Hong Kong Laptop Security: Immigration Department, Airport Division, Reports Theft Of Three Laptops.
The Immigration Department at Chek Lap Kok airport (officially known as Hong Kong International Airport. Chek Lap Kok is the name of the island on which the airport is built. And, yes, there is a joke in there for English speakers) has reported the theft of three laptop computers owned by the government body.
The good news for Hong Kongers is that the information was limited to foreign nationals. For everyone else, the good news is that the stolen devices were protected with laptop encryption software like AlertBoot.
Taken from Easily Accessible Room
The personal data on 3,000 travelers were reported as stolen on Wednesday, October 17.
The use of encryption software made sense for a number of reasons.

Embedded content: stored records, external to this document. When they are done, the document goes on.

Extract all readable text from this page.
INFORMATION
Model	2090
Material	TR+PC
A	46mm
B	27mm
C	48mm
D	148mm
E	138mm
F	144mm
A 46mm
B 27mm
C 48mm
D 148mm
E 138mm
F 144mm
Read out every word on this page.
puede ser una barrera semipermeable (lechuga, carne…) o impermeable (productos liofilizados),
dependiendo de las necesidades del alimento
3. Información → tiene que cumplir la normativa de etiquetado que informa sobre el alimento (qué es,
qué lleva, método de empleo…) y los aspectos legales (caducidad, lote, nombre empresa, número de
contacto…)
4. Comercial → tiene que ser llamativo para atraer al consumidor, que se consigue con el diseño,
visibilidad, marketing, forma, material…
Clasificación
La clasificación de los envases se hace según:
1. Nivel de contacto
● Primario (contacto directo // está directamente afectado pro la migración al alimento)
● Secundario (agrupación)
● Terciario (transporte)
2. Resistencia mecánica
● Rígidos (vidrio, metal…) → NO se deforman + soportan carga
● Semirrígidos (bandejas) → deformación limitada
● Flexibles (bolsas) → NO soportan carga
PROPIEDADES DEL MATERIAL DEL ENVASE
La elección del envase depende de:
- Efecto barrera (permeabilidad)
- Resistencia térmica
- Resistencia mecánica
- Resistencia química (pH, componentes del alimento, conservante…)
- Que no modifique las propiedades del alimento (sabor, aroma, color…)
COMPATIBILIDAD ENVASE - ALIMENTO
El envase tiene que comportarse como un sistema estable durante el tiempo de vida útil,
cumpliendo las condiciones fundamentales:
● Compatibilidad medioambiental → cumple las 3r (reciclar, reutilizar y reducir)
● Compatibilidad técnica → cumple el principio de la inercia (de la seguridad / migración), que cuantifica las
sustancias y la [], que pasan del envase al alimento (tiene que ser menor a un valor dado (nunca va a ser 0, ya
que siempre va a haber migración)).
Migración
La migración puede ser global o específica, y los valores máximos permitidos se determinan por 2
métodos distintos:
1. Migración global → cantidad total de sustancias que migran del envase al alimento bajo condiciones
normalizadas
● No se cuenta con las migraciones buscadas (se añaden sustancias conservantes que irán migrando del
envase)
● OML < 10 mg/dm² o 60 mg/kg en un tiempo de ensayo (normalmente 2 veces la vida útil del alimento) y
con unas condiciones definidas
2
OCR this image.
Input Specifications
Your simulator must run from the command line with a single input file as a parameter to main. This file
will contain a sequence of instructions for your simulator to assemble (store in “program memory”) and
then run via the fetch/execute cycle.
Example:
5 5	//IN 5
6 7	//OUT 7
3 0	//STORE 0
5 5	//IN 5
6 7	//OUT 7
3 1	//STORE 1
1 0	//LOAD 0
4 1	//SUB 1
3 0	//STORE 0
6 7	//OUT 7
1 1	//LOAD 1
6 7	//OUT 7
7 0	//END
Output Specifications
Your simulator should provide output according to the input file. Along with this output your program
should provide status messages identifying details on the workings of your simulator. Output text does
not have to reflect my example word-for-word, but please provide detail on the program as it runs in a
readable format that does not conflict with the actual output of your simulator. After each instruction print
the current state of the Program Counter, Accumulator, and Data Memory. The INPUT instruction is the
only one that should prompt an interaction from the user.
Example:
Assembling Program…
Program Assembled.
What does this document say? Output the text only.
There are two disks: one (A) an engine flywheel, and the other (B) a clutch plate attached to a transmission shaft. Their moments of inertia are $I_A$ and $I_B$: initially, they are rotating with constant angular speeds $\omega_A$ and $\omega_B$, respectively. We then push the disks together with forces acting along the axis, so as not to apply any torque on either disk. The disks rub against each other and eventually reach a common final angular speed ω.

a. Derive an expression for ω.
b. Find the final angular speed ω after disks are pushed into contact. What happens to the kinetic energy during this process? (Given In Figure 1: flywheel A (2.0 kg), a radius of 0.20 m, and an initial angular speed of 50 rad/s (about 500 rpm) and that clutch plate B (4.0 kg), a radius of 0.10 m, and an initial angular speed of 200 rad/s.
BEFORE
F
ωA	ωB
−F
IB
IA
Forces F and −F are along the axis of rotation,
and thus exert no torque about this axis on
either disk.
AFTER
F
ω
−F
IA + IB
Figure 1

First, there is the fact that personal information was being collected. While it’s not being revealed what type of information was lost in the “data breach” (in quotes because, let’s face it, no one is getting to that data without the correct username and password), seeing how they scan passports at airports, I imagine name, age, sex, country of origin, flight information, my picture, and other details would be have been stored.
Second, the laptops were being stored in “the immigration control duty room which airport staff and tourists can easily access” (my emphasis, thestandard.com.hk). If computers holding sensitive data were being stored in such an easily accessible location, the use of encryption is even more necessary. (scmp.com reports that the “office room…would be locked whenever staff members left” so it’s not as bad as some publications are making it sound).
Privacy Commissioner Notified
Despite the use of encryption, the Privacy Commissioner for Personal Data was notified of the laptops’ theft. Furthermore, the Immigration Department has implemented new security measures to ensure the incident does not recur.
Things are in a bit of flux in Hong Kong. Last year, the Privacy Commissioner has stated that companies are not required to report data breaches to his office. This is, in fact, still reflected as of this post in the Hong Kong Data Breach Notification Form found at pcpd.org.hk. Later in that same year, the Hong Kong legislature passed a bill for extending personal privacy rights, although it had more to do with Big Data usage issues than theft or loss of big amounts of data.